Here, we experience a completely different behaviour. Both gcc and clang create an extra copy during the iteration–however, this extra copy does not seem to be used anywhere. clang, for example, creates the following assembly code for the postincrement operator:

.LBB1_7:                                #   in Loop: Header=BB1_3 Depth=1
        leaq    -88(%rbp), %rdi
        movl    $0, %esi
        callq   _ZN9__gnu_cxx17__normal_iteratorIPjSt6vectorIjSaIjEEEppEi
        movq    %rax, -104(%rbp)
        jmp .LBB1_3

The mangled symbol _ZN9__gnu_cxx17__normal_iteratorIPjSt6vectorIjSaIjEEEppEi refers to the postincrement operator. There is an additional instruction, movl $0, %esi, which is not required for the preincrement operator. So, the postincrement version requires more CPU cycles than the preincrement version.
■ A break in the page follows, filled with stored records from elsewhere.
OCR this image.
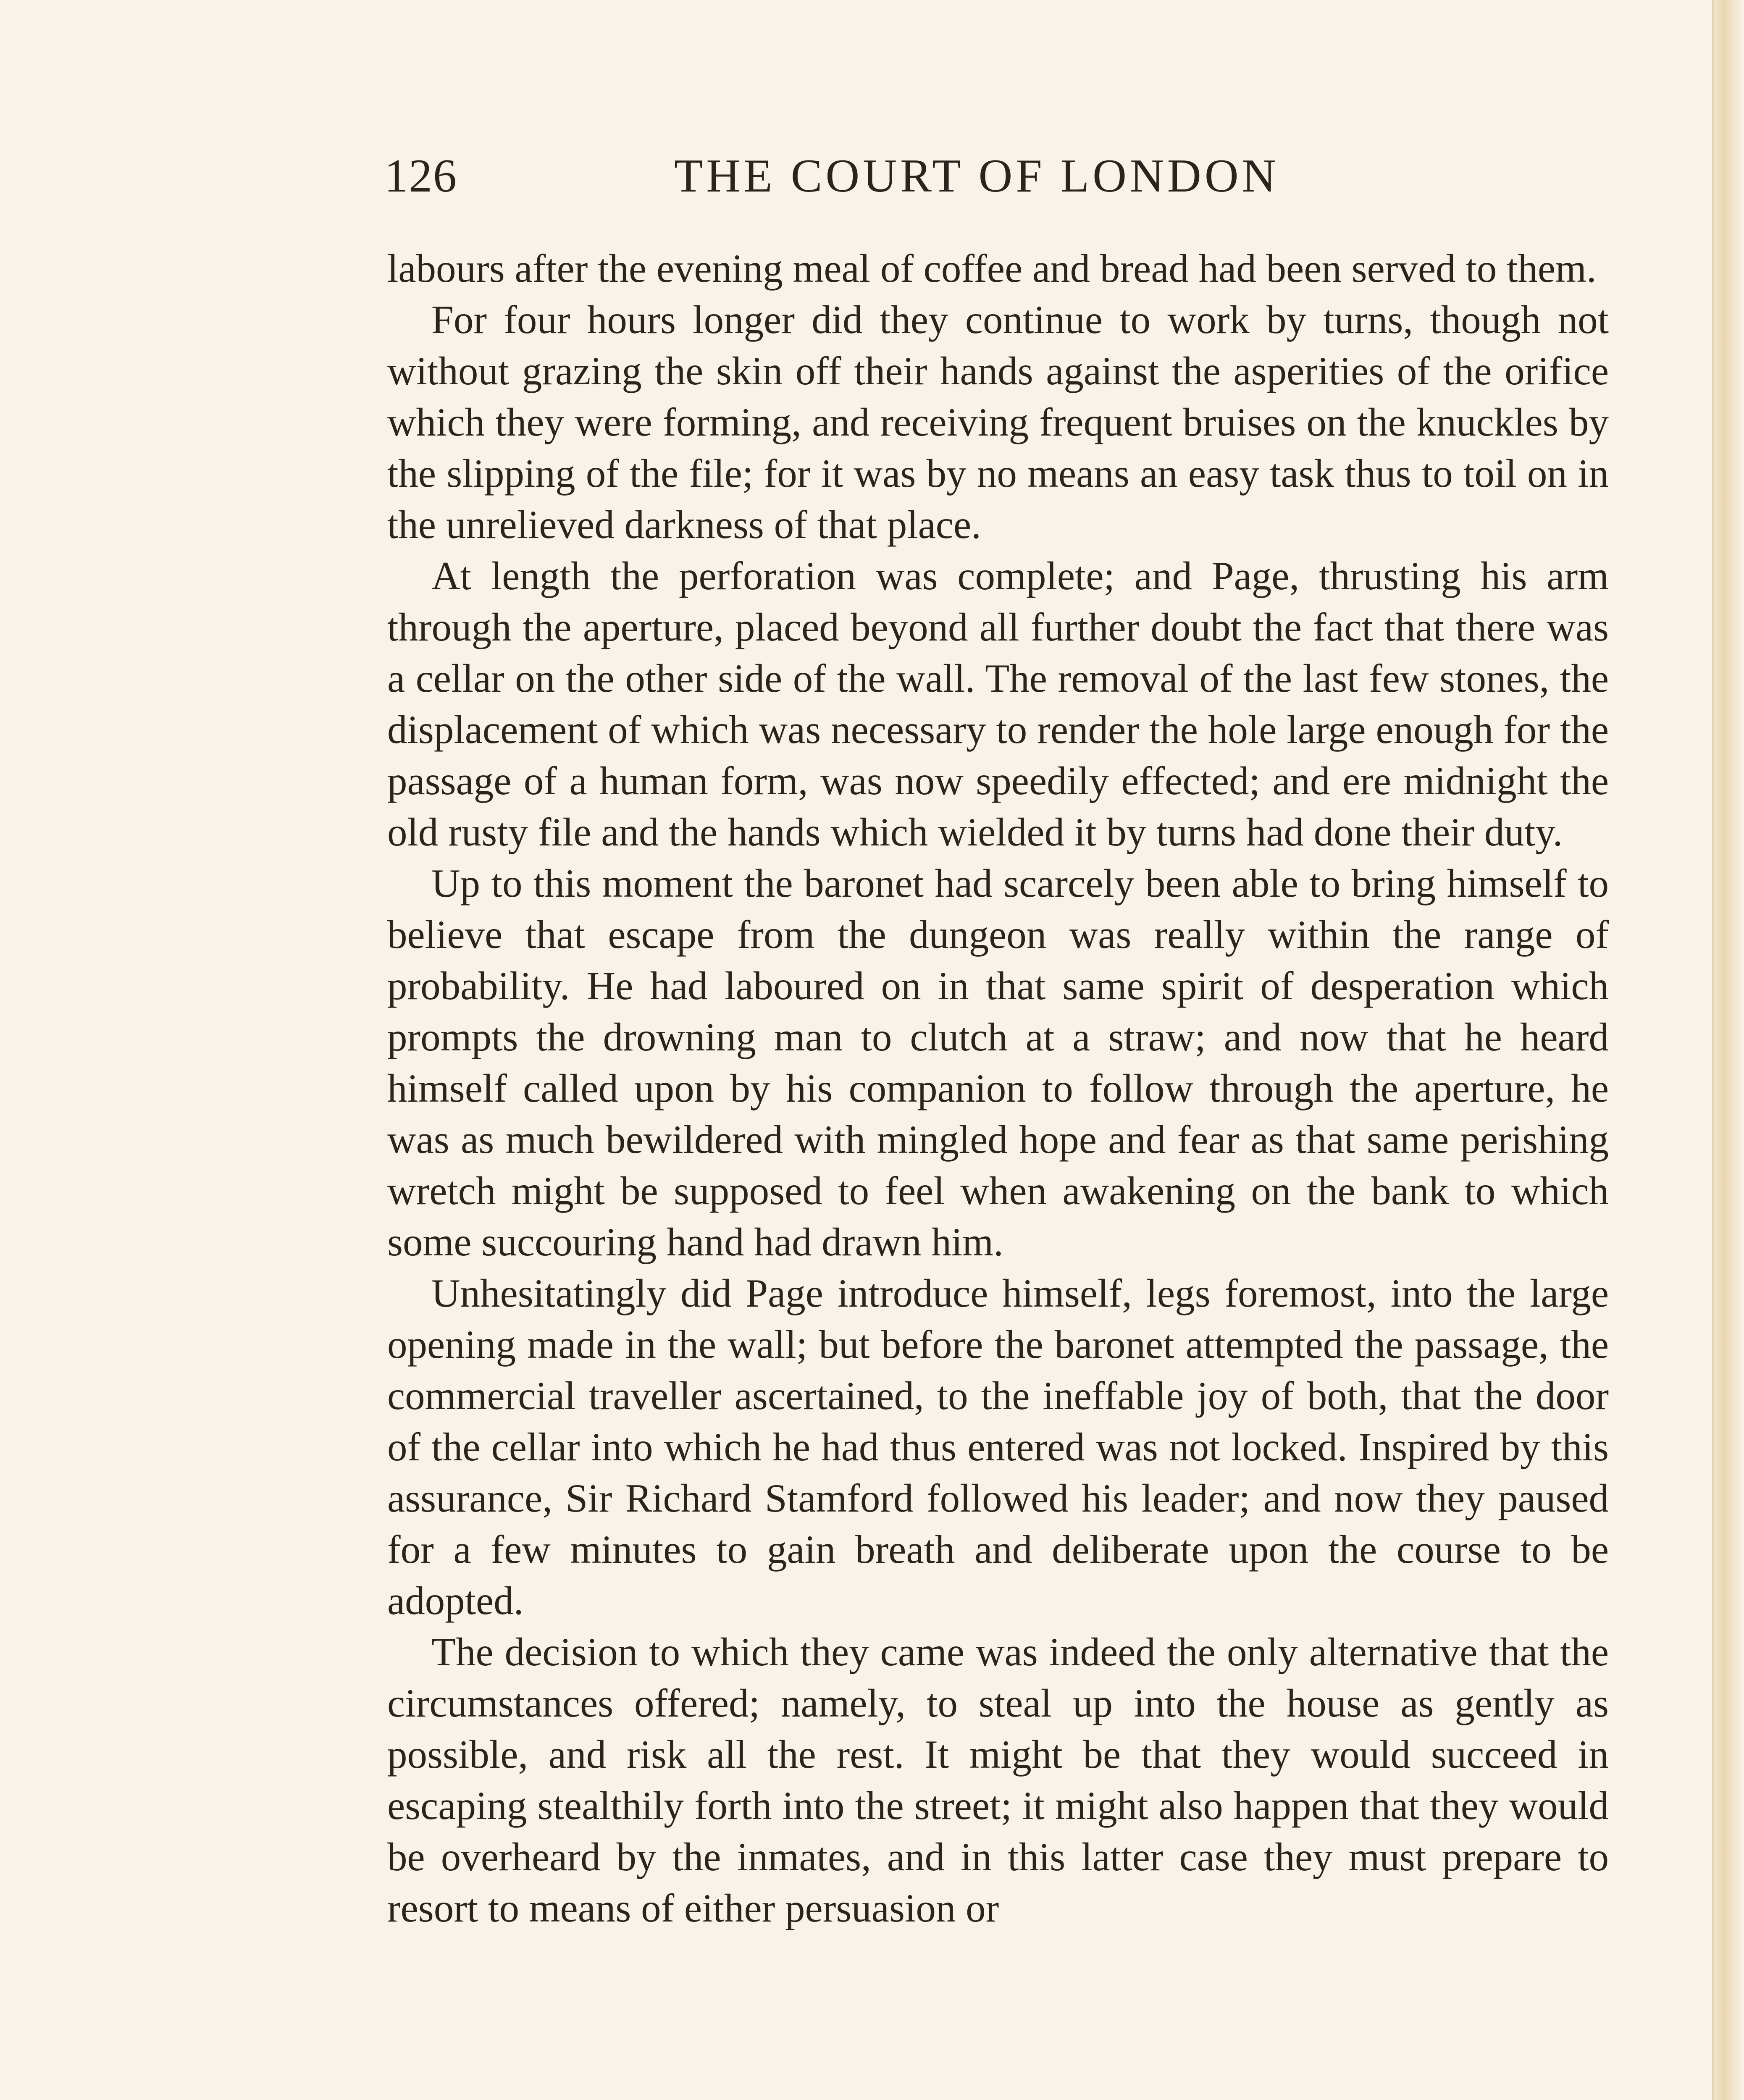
126	THE COURT OF LONDON

labours after the evening meal of coffee and bread had been served to them.

For four hours longer did they continue to work by turns, though not without grazing the skin off their hands against the asperities of the orifice which they were forming, and receiving frequent bruises on the knuckles by the slipping of the file; for it was by no means an easy task thus to toil on in the unrelieved darkness of that place.

At length the perforation was complete; and Page, thrusting his arm through the aperture, placed beyond all further doubt the fact that there was a cellar on the other side of the wall. The removal of the last few stones, the displacement of which was necessary to render the hole large enough for the passage of a human form, was now speedily effected; and ere midnight the old rusty file and the hands which wielded it by turns had done their duty.

Up to this moment the baronet had scarcely been able to bring himself to believe that escape from the dungeon was really within the range of probability. He had laboured on in that same spirit of desperation which prompts the drowning man to clutch at a straw; and now that he heard himself called upon by his companion to follow through the aperture, he was as much bewildered with mingled hope and fear as that same perishing wretch might be supposed to feel when awakening on the bank to which some succouring hand had drawn him.

Unhesitatingly did Page introduce himself, legs foremost, into the large opening made in the wall; but before the baronet attempted the passage, the commercial traveller ascertained, to the ineffable joy of both, that the door of the cellar into which he had thus entered was not locked. Inspired by this assurance, Sir Richard Stamford followed his leader; and now they paused for a few minutes to gain breath and deliberate upon the course to be adopted.

The decision to which they came was indeed the only alternative that the circumstances offered; namely, to steal up into the house as gently as possible, and risk all the rest. It might be that they would succeed in escaping stealthily forth into the street; it might also happen that they would be overheard by the inmates, and in this latter case they must prepare to resort to means of either persuasion or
Let's briefly take a look at how bad the problem is:

#include <chrono>
#include <iostream>
#include <numeric>
#include <vector>

int main(int, char**)
{
  std::vector<unsigned> v1( 1000000 );
  std::vector<unsigned> v2( 1000000 );

  std::iota( v1.begin(), v1.end(), 1 );
  std::iota( v2.begin(), v2.end(), 2 );

  std::chrono::time_point<std::chrono::high_resolution_clock> t1, t2, t3;

  t1 = std::chrono::high_resolution_clock::now();

  for( auto it = v1.begin(); it != v1.end(); it++ )
    *it *= 2;

  t2 = std::chrono::high_resolution_clock::now();

  for( auto it = v2.begin(); it != v2.end(); ++it )
    *it *= 2;

  t3 = std::chrono::high_resolution_clock::now();

  std::chrono::duration<double> d1 = t2 - t1;
  std::chrono::duration<double> d2 = t3 - t2;

  std::cout << "Postincrement: " << std::chrono::duration_cast<std::chrono::microseconds>( d1 ).count() << "us" << std::endl
            << "Preincrement:  " << std::chrono::duration_cast<std::chrono::microseconds>( d2 ).count() << "us" << std::endl;

  return 0;
}

This yields:

$ g++ -std=c++11 increment-timing.cc; ./a.out
Postincrement: 31531us
Preincrement:  20867us

For "real" measurements, this should of course be run numerous times. These are the results:

Histogram of postincrement and preincrement timings

Thus, preincrement is definitely faster than postincrement for iterators (or, to be even more precise, certain kinds of iterators).